Do discovery a produção antecipada de provas em arbitragem
Do discovery à produção antecipada de provas em arbitragem: um breve contexto sobre a evolução do instituto.
Stéphannye de Pinho Arcanjo[1]
Eduarda Teixeira Martins[2]
Quando o conhecimento existente se mostra insuficiente para responder aos desafios postos pela sociedade surge a necessidade de adaptar os preceitos normativos preexistentes, esses que são moldados não apenas pela necessidade civil, mas também pela influência de outros ordenamentos jurídicos.
É importante ressaltar que a importação de institutos deve se adaptar às características do local que a importou para que produzam os efeitos esperados.
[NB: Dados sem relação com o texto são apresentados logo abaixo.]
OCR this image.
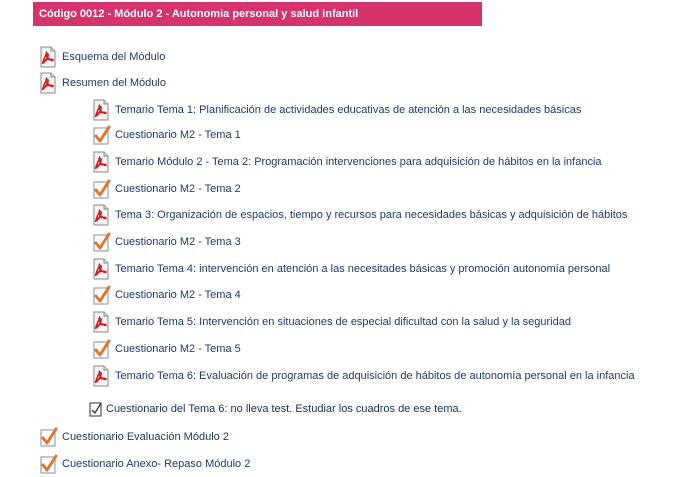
Código 0012 - Módulo 2 - Autonomia personal y salud infantil
Esquema del Módulo
Resumen del Módulo
Temario Tema 1: Planificación de actividades educativas de atención a las necesidades básicas
Cuestionario M2 - Tema 1
Temario Módulo 2 - Tema 2: Programación intervenciones para adquisición de hábitos en la infancia
Cuestionario M2 - Tema 2
Tema 3: Organización de espacios, tiempo y recursos para necesidades básicas y adquisición de hábitos
Cuestionario M2 - Tema 3
Temario Tema 4: intervención en atención a las necesitades básicas y promoción autonomía personal
Cuestionario M2 - Tema 4
Temario Tema 5: Intervención en situaciones de especial dificultad con la salud y la seguridad
Cuestionario M2 - Tema 5
Temario Tema 6: Evaluación de programas de adquisición de hábitos de autonomía personal en la infancia
Cuestionario del Tema 6: no lleva test. Estudiar los cuadros de ese tema.
Cuestionario Evaluación Módulo 2
Cuestionario Anexo- Repaso Módulo 2
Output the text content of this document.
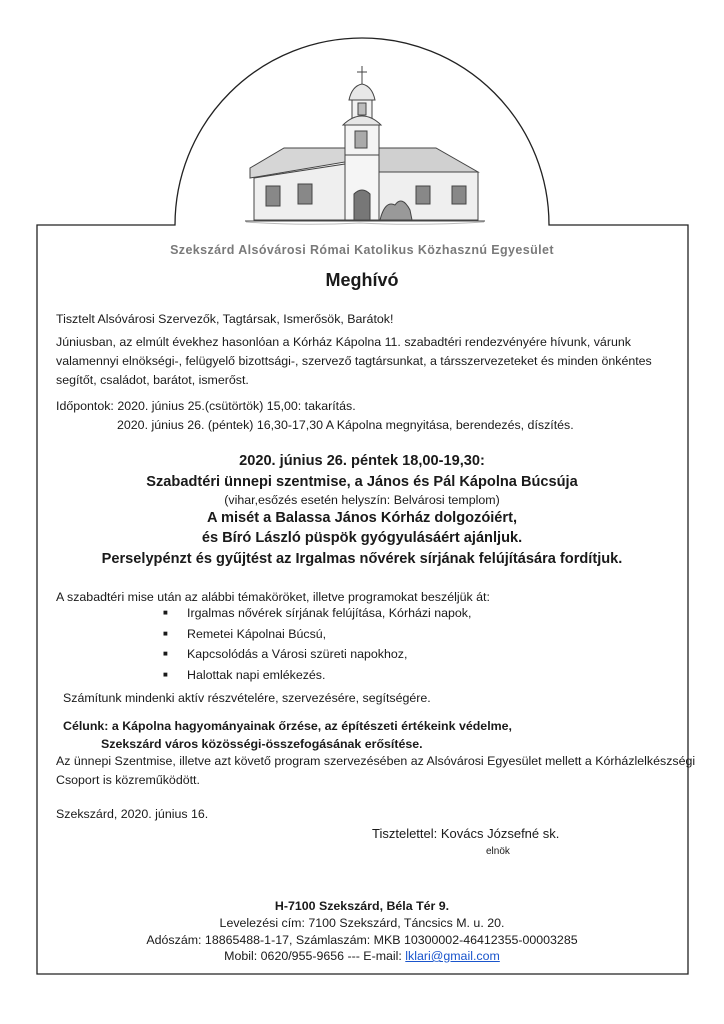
Szekszárd Alsóvárosi Római Katolikus Közhasznú Egyesület
Meghívó
Tisztelt Alsóvárosi Szervezők, Tagtársak, Ismerősök, Barátok!
Júniusban, az elmúlt évekhez hasonlóan a Kórház Kápolna 11. szabadtéri rendezvényére hívunk, várunk
valamennyi elnökségi-, felügyelő bizottsági-, szervező tagtársunkat, a társszervezeteket és minden önkéntes
segítőt, családot, barátot, ismerőst.
Időpontok: 2020. június 25.(csütörtök) 15,00: takarítás.
2020. június 26. (péntek) 16,30-17,30 A Kápolna megnyitása, berendezés, díszítés.
2020. június 26. péntek 18,00-19,30:
Szabadtéri ünnepi szentmise, a János és Pál Kápolna Búcsúja
(vihar,esőzés esetén helyszín: Belvárosi templom)
A misét a Balassa János Kórház dolgozóiért,
és Bíró László püspök gyógyulásáért ajánljuk.
Perselypénzt és gyűjtést az Irgalmas nővérek sírjának felújítására fordítjuk.
A szabadtéri mise után az alábbi témaköröket, illetve programokat beszéljük át:
■ Irgalmas nővérek sírjának felújítása, Kórházi napok,
■ Remetei Kápolnai Búcsú,
■ Kapcsolódás a Városi szüreti napokhoz,
■ Halottak napi emlékezés.
Számítunk mindenki aktív részvételére, szervezésére, segítségére.
Célunk: a Kápolna hagyományainak őrzése, az építészeti értékeink védelme,
Szekszárd város közösségi-összefogásának erősítése.
Az ünnepi Szentmise, illetve azt követő program szervezésében az Alsóvárosi Egyesület mellett a Kórházlelkészségi
Csoport is közreműködött.
Szekszárd, 2020. június 16.
Tisztelettel: Kovács Józsefné sk.
elnök
H-7100 Szekszárd, Béla Tér 9.
Levelezési cím: 7100 Szekszárd, Táncsics M. u. 20.
Adószám: 18865488-1-17, Számlaszám: MKB 10300002-46412355-00003285
Mobil: 0620/955-9656 --- E-mail: lklari@gmail.com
Em outras palavras, não basta a mera introdução destes institutos no ordenamento; é imprescindível que a aplicação deles seja moldada às peculiaridades brasileiras[3]. Assim, conhecer a origem e as transformações de um instituto importado torna-se crucial para a sua boa compreensão e utilização.
Em vista disso, o presente artigo busca explorar como o discovery, instituto do commom law, relaciona-se com a implementação da produção antecipada de provas sem caráter de urgência no ordenamento jurídico brasileiro e o caminho percorrido pelo instituto até o seu emprego no âmbito arbitral. Inicialmente, é crucial esclarecer no que consiste o discovery e quais efeitos este instituto proporciona ao seu ordenamento de origem. Sem pormenorizar, trata-se o discovery de procedimento adotado em países de commom law, no qual as partes, antes de iniciar o litígio, produzem as provas relevantes ao possível deslinde do conflito. Na fase processual denominada pre-trial, tal produção pode ocorrer pela oitiva de testemunhas ou pela apresentação de documentos[4]. Em geral, as partes deverão apresentar o nome de pessoas detentoras de documentos, informações sobre peritos e perícias que possam vir a ser produzidas e, especialmente, informações sobre as provas e testemunhas que serão utilizadas em julgamento.[5]
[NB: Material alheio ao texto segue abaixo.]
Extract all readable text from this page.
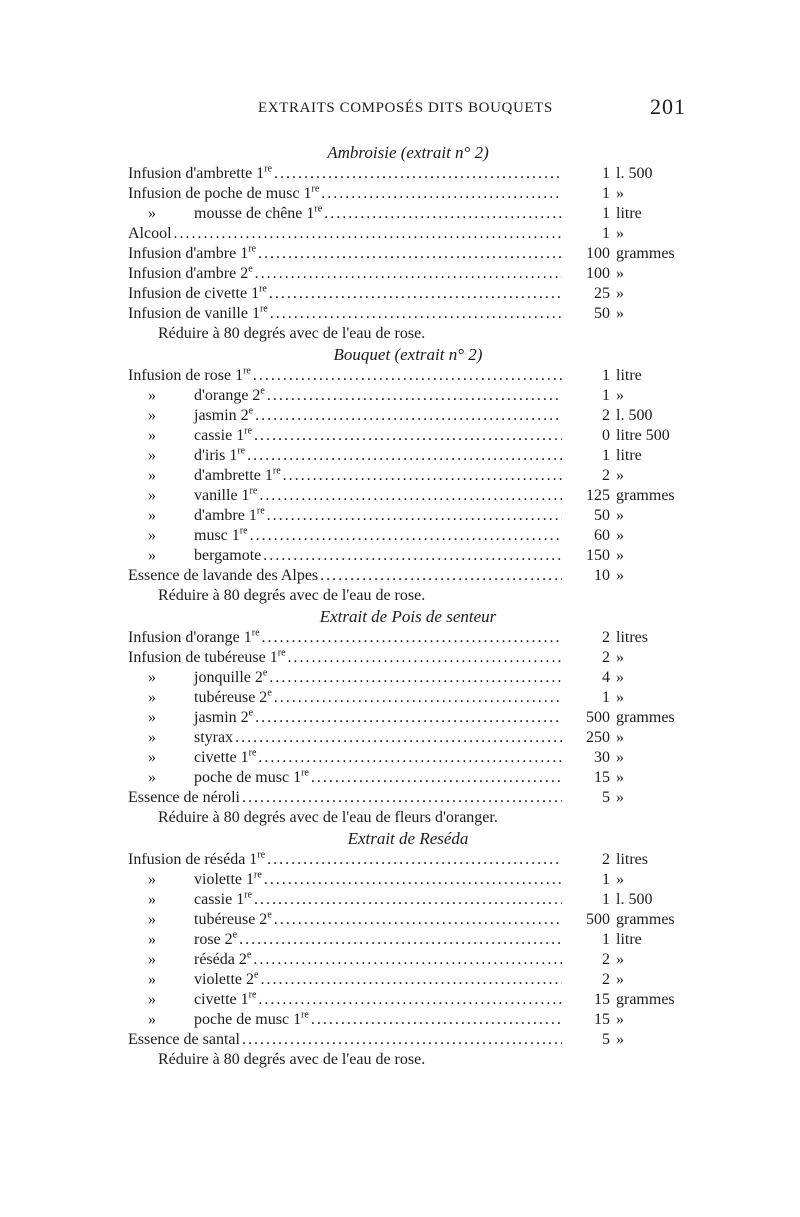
EXTRAITS COMPOSÉS DITS BOUQUETS	201
Ambroisie (extrait n° 2)
Infusion d'ambrette 1re .....	1 l. 500
Infusion de poche de musc 1re .....	1 »
»	mousse de chêne 1re .....	1 litre
Alcool .....	1 »
Infusion d'ambre 1re .....	100 grammes
Infusion d'ambre 2e .....	100 »
Infusion de civette 1re .....	25 »
Infusion de vanille 1re .....	50 »
Réduire à 80 degrés avec de l'eau de rose.
Bouquet (extrait n° 2)
Infusion de rose 1re .....	1 litre
»	d'orange 2e .....	1 »
»	jasmin 2e .....	2 l. 500
»	cassie 1re .....	0 litre 500
»	d'iris 1re .....	1 litre
»	d'ambrette 1re .....	2 »
»	vanille 1re .....	125 grammes
»	d'ambre 1re .....	50 »
»	musc 1re .....	60 »
»	bergamote .....	150 »
Essence de lavande des Alpes .....	10 »
Réduire à 80 degrés avec de l'eau de rose.
Extrait de Pois de senteur
Infusion d'orange 1re .....	2 litres
Infusion de tubéreuse 1re .....	2 »
»	jonquille 2e .....	4 »
»	tubéreuse 2e .....	1 »
»	jasmin 2e .....	500 grammes
»	styrax .....	250 »
»	civette 1re .....	30 »
»	poche de musc 1re .....	15 »
Essence de néroli .....	5 »
Réduire à 80 degrés avec de l'eau de fleurs d'oranger.
Extrait de Reséda
Infusion de réséda 1re .....	2 litres
»	violette 1re .....	1 »
»	cassie 1re .....	1 l. 500
»	tubéreuse 2e .....	500 grammes
»	rose 2e .....	1 litre
»	réséda 2e .....	2 »
»	violette 2e .....	2 »
»	civette 1re .....	15 grammes
»	poche de musc 1re .....	15 »
Essence de santal .....	5 »
Réduire à 80 degrés avec de l'eau de rose.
O discovery garante que todas as provas relativas à disputa sejam trazidas à discussão, o que possibilita às partes a análise estratégica do mérito do eventual litígio.[6] Dessa análise decorre um importante efeito do discovery: a contenção da litigiosidade, visto que a prática favorece a solução consensual da controvérsia, na medida em que permite aos eventuais litigantes avaliarem as chances de sucesso da tese a ser defendida, de sorte a ingressar em juízo com maior segurança e responsabilidade ou, por outra, simplesmente não ingressar.[7] Além disso, a prática do discovery pode contribuir para melhor condução do processo, já que o conhecimento prévio e adequado dos fatos pode reduzir assimetria de informações, bem como poupar custos do processo[8].
No Brasil, pelo Código de Processo Civil (“CPC”) de 1973 a antecipação de prova se justificava apenas pelo risco de seu perecimento, com o caráter cautelar (acessório). A partir da promulgação do CPC de 2015, essa ação se transformou em uma “demanda com vida própria”[9], sem o requisito da urgência para sua interposição. Tal disposição foi introduzida no artigo 381, incisos II e III.
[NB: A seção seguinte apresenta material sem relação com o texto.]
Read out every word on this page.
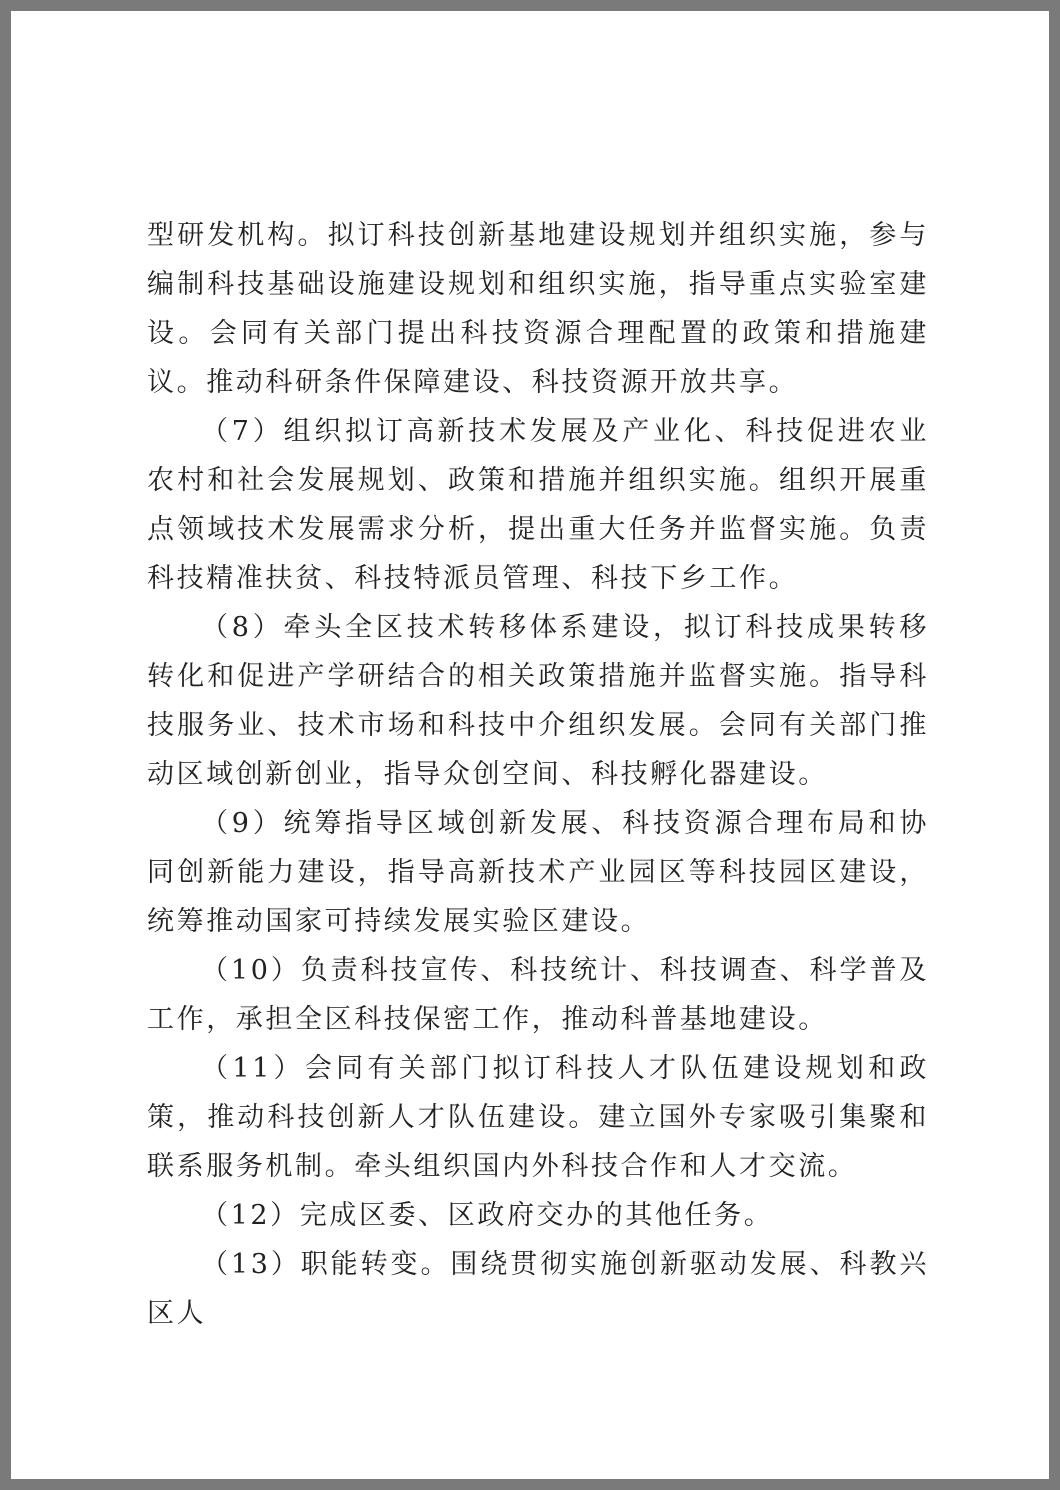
型研发机构。拟订科技创新基地建设规划并组织实施，参与编制科技基础设施建设规划和组织实施，指导重点实验室建设。会同有关部门提出科技资源合理配置的政策和措施建议。推动科研条件保障建设、科技资源开放共享。

（7）组织拟订高新技术发展及产业化、科技促进农业农村和社会发展规划、政策和措施并组织实施。组织开展重点领域技术发展需求分析，提出重大任务并监督实施。负责科技精准扶贫、科技特派员管理、科技下乡工作。

（8）牵头全区技术转移体系建设，拟订科技成果转移转化和促进产学研结合的相关政策措施并监督实施。指导科技服务业、技术市场和科技中介组织发展。会同有关部门推动区域创新创业，指导众创空间、科技孵化器建设。

（9）统筹指导区域创新发展、科技资源合理布局和协同创新能力建设，指导高新技术产业园区等科技园区建设，统筹推动国家可持续发展实验区建设。

（10）负责科技宣传、科技统计、科技调查、科学普及工作，承担全区科技保密工作，推动科普基地建设。

（11）会同有关部门拟订科技人才队伍建设规划和政策，推动科技创新人才队伍建设。建立国外专家吸引集聚和联系服务机制。牵头组织国内外科技合作和人才交流。

（12）完成区委、区政府交办的其他任务。

（13）职能转变。围绕贯彻实施创新驱动发展、科教兴区人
Guardadas as devidas diferenças culturais e legislativas, tem-se que o ordenamento jurídico brasileiro passou a conter uma figura semelhante à do discovery, que consiste, objetivamente, em ação de procedimento sumário que visa a produção probatória antes da eventual instauração de conflito, sem natureza cautelar, ou seja, sem que seja necessário demonstrar risco de prejuízo na produção posterior.[10]
Entretanto, apesar de ambos os institutos se prestarem ao exercício autônomo do direito à prova, não se pode dizer que houve pura e simplesmente uma importação do discovery para o ordenamento jurídico brasileiro, mas sim, como se extrai da própria Exposição de Motivos do CPC/15[11], uma influência, na medida em que se buscava implantar no ordenamento pátrio uma ferramenta que causasse os mesmos efeitos, acima mencionados, do discovery, qual seja, a contenção da litigiosidade e a celeridade processual.[12] Assim, ainda que se buscasse implementar no Brasil efeito semelhante ao observado nos países de commom law, sempre se teve em mente a imprescindibilidade de adaptar tal instituto à estrutura e ao substrato cultural brasileiro.[13]
Apesar da similitude, existem diferenças entre o discovery e a produção antecipada de provas sem caráter de urgência. Talvez a mais relevante consista na natureza facultativa e independente do instituto brasileiro. Enquanto no Brasil a instauração da ação antecipada de provas é meramente uma faculdade das partes e ocorre de forma desvinculada do eventual processo, no ordenamento americano consiste em fase obrigatória[14] (pre-trial), pois apenas após a constituição de tais provas é que as partes poderão dar início a fase de julgamento do processo, denominada trial.[15] Outro ponto que demonstra a adequação da produção antecipada de provas à cultura jurídica brasileira é que, diferentemente do discovery, as partes não são obrigadas a produzir provas que sejam expressamente desfavoráveis à sua defesa.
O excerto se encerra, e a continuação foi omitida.